El aprendiz del crimen
Por Pedro Conde Sturla
La extraña amistad de Johnny Abbes con Nene Trujillo le sirvió seguramente de palanca para acercarse al dueño (o administrador) del país. Según se dice, el mayor y definitivo acercamiento, lo que lo cambiaría todo, fue una carta que (tal vez gracias a Nene o a algún otro padrino) hizo llegar Johnny Abbes al despacho palaciego de la bestia. La carta cumplió con un doble propósito: ofrecerle sus servicios y motivar al mismo tiempo su interés. También es posible que haya sido Nene Trujillo quien lo presentara personalmente a la bestia, sin mediación de carta alguna. Lo cierto es que se cayeron bien, que se agradaron uno al otro. Ese fue el principio de una monstruosa amistad.
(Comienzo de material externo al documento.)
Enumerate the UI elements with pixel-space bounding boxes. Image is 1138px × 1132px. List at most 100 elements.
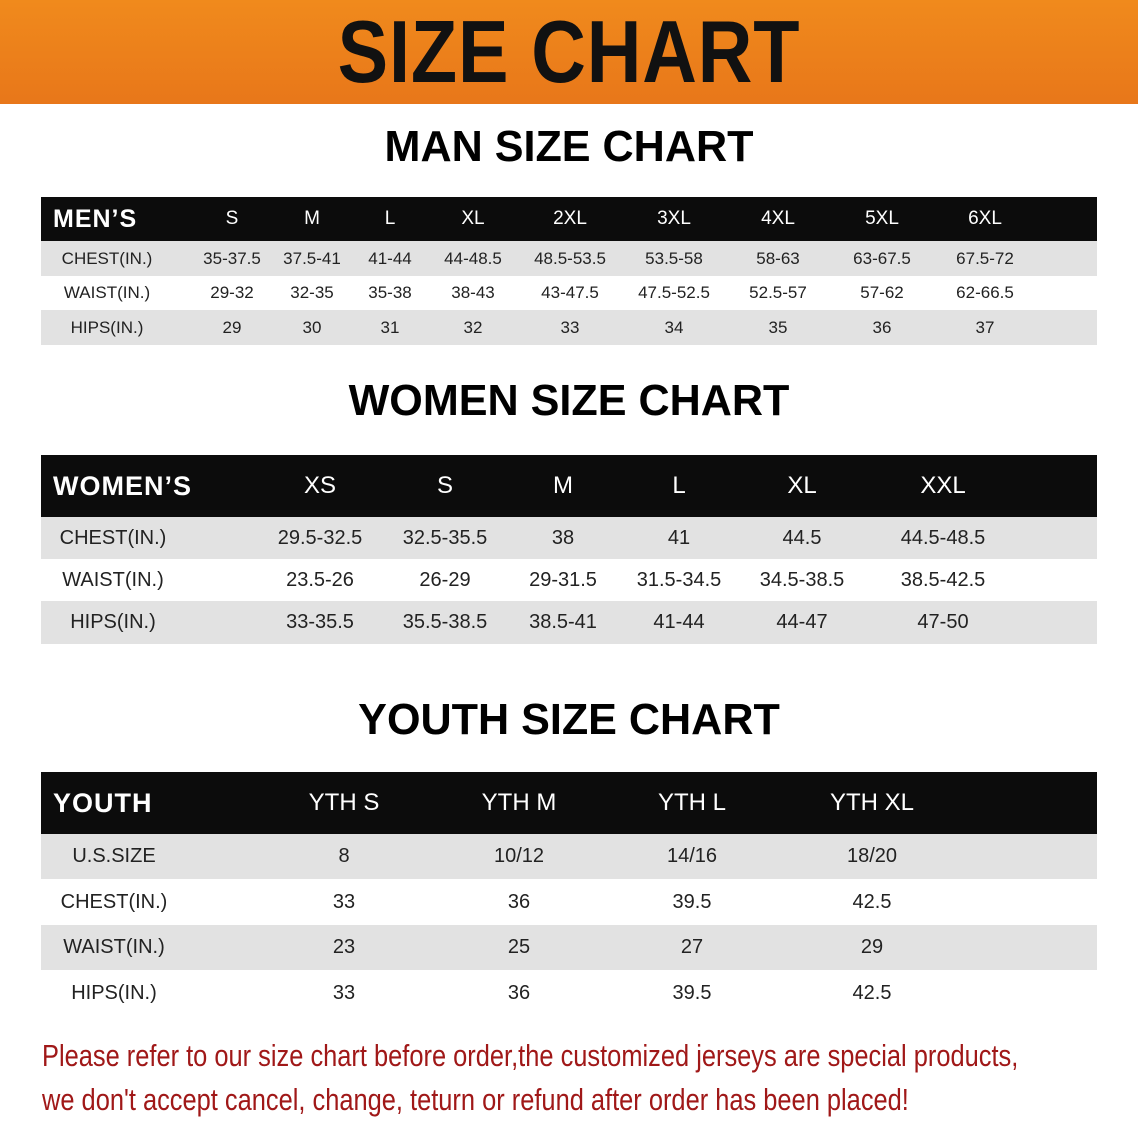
- table-cell: 41: [667, 526, 691, 549]
- row-label: CHEST(IN.): [61, 248, 153, 268]
- table-cell: 47-50: [917, 611, 969, 633]
- row-label: HIPS(IN.): [70, 317, 144, 337]
- table-cell: 39.5: [672, 890, 712, 913]
- table-cell: 35: [768, 317, 788, 337]
- table-cell: 41-44: [368, 248, 412, 268]
- table-cell: 44-48.5: [444, 248, 502, 268]
- size-header-s: S: [436, 472, 454, 499]
- row-label: WAIST(IN.): [62, 568, 164, 591]
- table-cell: 53.5-58: [645, 248, 703, 268]
- table-cell: 63-67.5: [853, 248, 911, 268]
- size-header-3xl: 3XL: [657, 208, 691, 229]
- size-header-xl: XL: [787, 472, 817, 499]
- table-cell: 58-63: [756, 248, 800, 268]
- table-cell: 30: [302, 317, 322, 337]
- men-header-row: MEN’S S M L XL 2XL 3XL 4XL 5XL 6XL: [41, 197, 1097, 241]
- table-cell: 29.5-32.5: [277, 526, 363, 549]
- youth-header-row: YOUTH YTH S YTH M YTH L YTH XL: [41, 772, 1097, 834]
- table-cell: 29: [860, 936, 884, 958]
- table-cell: 35-38: [368, 283, 412, 302]
- youth-size-table: YOUTH YTH S YTH M YTH L YTH XL U.S.SIZE 8 10/12…: [41, 772, 1097, 1016]
- table-cell: 33: [560, 317, 580, 337]
- table-row: WAIST(IN.) 23.5-26 26-29 29-31.5 31.5-34.5 34…: [41, 559, 1097, 601]
- size-header-yth-s: YTH S: [308, 789, 380, 816]
- table-cell: 44.5: [782, 526, 822, 549]
- notice-line-1: Please refer to our size chart before or…: [42, 1038, 1019, 1073]
- title-banner: SIZE CHART: [0, 0, 1138, 104]
- table-cell: 25: [507, 936, 531, 958]
- size-header-m: M: [553, 472, 573, 499]
- table-row: HIPS(IN.) 29 30 31 32 33 34 35 36 37: [41, 310, 1097, 345]
- table-row: HIPS(IN.) 33-35.5 35.5-38.5 38.5-41 41-44 44-…: [41, 601, 1097, 644]
- size-header-5xl: 5XL: [865, 208, 899, 229]
- row-label: WAIST(IN.): [63, 936, 165, 958]
- table-cell: 32: [463, 317, 483, 337]
- row-label: HIPS(IN.): [70, 611, 156, 633]
- women-size-table: WOMEN’S XS S M L XL XXL CHEST(IN.) 29.5-32.5 32.5…: [41, 455, 1097, 644]
- table-cell: 34: [664, 317, 684, 337]
- size-header-yth-m: YTH M: [481, 789, 557, 816]
- row-label: U.S.SIZE: [72, 845, 156, 867]
- table-cell: 35.5-38.5: [402, 611, 488, 633]
- table-cell: 52.5-57: [749, 283, 807, 302]
- table-cell: 57-62: [860, 283, 904, 302]
- size-header-yth-xl: YTH XL: [829, 789, 915, 816]
- table-cell: 29-32: [210, 283, 254, 302]
- men-header-label: MEN’S: [53, 204, 138, 233]
- table-cell: 32-35: [290, 283, 334, 302]
- table-row: WAIST(IN.) 23 25 27 29: [41, 925, 1097, 970]
- table-cell: 35-37.5: [203, 248, 261, 268]
- table-cell: 27: [680, 936, 704, 958]
- size-header-yth-l: YTH L: [657, 789, 727, 816]
- table-cell: 23.5-26: [286, 568, 354, 591]
- table-row: HIPS(IN.) 33 36 39.5 42.5: [41, 970, 1097, 1016]
- table-cell: 26-29: [419, 568, 471, 591]
- table-cell: 32.5-35.5: [402, 526, 488, 549]
- table-cell: 34.5-38.5: [759, 568, 845, 591]
- size-header-s: S: [225, 208, 239, 229]
- table-cell: 37: [975, 317, 995, 337]
- table-row: CHEST(IN.) 35-37.5 37.5-41 41-44 44-48.5 48.5…: [41, 241, 1097, 276]
- table-cell: 42.5: [852, 981, 892, 1004]
- table-cell: 14/16: [666, 845, 718, 867]
- table-cell: 38-43: [451, 283, 495, 302]
- table-cell: 8: [338, 845, 350, 867]
- table-cell: 38: [551, 526, 575, 549]
- table-cell: 37.5-41: [283, 248, 341, 268]
- table-cell: 33-35.5: [286, 611, 354, 633]
- table-cell: 36: [507, 981, 531, 1004]
- size-header-xs: XS: [303, 472, 337, 499]
- table-cell: 38.5-42.5: [900, 568, 986, 591]
- row-label: HIPS(IN.): [71, 981, 157, 1004]
- table-cell: 33: [332, 890, 356, 913]
- row-label: WAIST(IN.): [63, 283, 151, 302]
- size-header-6xl: 6XL: [968, 208, 1002, 229]
- table-cell: 67.5-72: [956, 248, 1014, 268]
- table-cell: 36: [872, 317, 892, 337]
- table-cell: 23: [332, 936, 356, 958]
- row-label: CHEST(IN.): [59, 526, 167, 549]
- table-cell: 47.5-52.5: [638, 283, 710, 302]
- youth-section-title: YOUTH SIZE CHART: [358, 695, 780, 744]
- row-label: CHEST(IN.): [60, 890, 168, 913]
- table-cell: 44-47: [776, 611, 828, 633]
- table-cell: 31: [380, 317, 400, 337]
- men-section-title: MAN SIZE CHART: [384, 122, 754, 171]
- women-section-title: WOMEN SIZE CHART: [348, 376, 790, 425]
- table-cell: 29-31.5: [529, 568, 597, 591]
- table-cell: 43-47.5: [541, 283, 599, 302]
- table-cell: 18/20: [846, 845, 898, 867]
- banner-title: SIZE CHART: [337, 2, 801, 101]
- size-header-xxl: XXL: [920, 472, 966, 499]
- table-cell: 48.5-53.5: [534, 248, 606, 268]
- table-cell: 42.5: [852, 890, 892, 913]
- women-header-label: WOMEN’S: [53, 470, 192, 501]
- table-cell: 31.5-34.5: [636, 568, 722, 591]
- table-row: CHEST(IN.) 29.5-32.5 32.5-35.5 38 41 44.5 44.5…: [41, 517, 1097, 559]
- table-cell: 10/12: [493, 845, 545, 867]
- table-cell: 36: [507, 890, 531, 913]
- table-row: WAIST(IN.) 29-32 32-35 35-38 38-43 43-47.5 47.…: [41, 276, 1097, 310]
- size-header-l: L: [384, 208, 396, 229]
- women-header-row: WOMEN’S XS S M L XL XXL: [41, 455, 1097, 517]
- youth-header-label: YOUTH: [53, 787, 153, 818]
Durante el primer encuentro, Johnny Abbes le dijo quería estudiar en México (quizás ciencias políticas o inteligencia policial) y aprovechar su estadía para recoger información sobre el exilio y los exiliados dominicanos, amén de la infiltración comunista.
A la bestia le gustó la idea y le gustó el personaje, la iniciativa de aquel tipo flácido y de apariencia apacible. De hecho, fue como si se mirara a sí mismo ante un espejo. Definitivamente, en ese tipo flácido y de apariencia apacible, amable, sádico y retorcido depositaría más adelante toda su confianza y no se arrepentiría.
La bestia lo designó en un cargo diplomático y muy pronto estaría viajando Jonny Abbes a México y Centroamérica y dándose a conocer por sus incontables fechorías.
México se regía por una dictadura unipartidista con fachada democrática que permitía hasta cierto punto las libertades públicas, y Ciudad México, a diferencia de Ciudad Trujillo, era una urbe enorme y cosmopolita y era un nido de espías y conspiradores. Había (y tiene que haber todavía) exilados y agentes de todos los países, había lugares históricos, bares, cafeterías, enteras zonas de la ciudad donde se concertaban los espías, lugares muy conocidos que se asociaban con gente de ese mundo.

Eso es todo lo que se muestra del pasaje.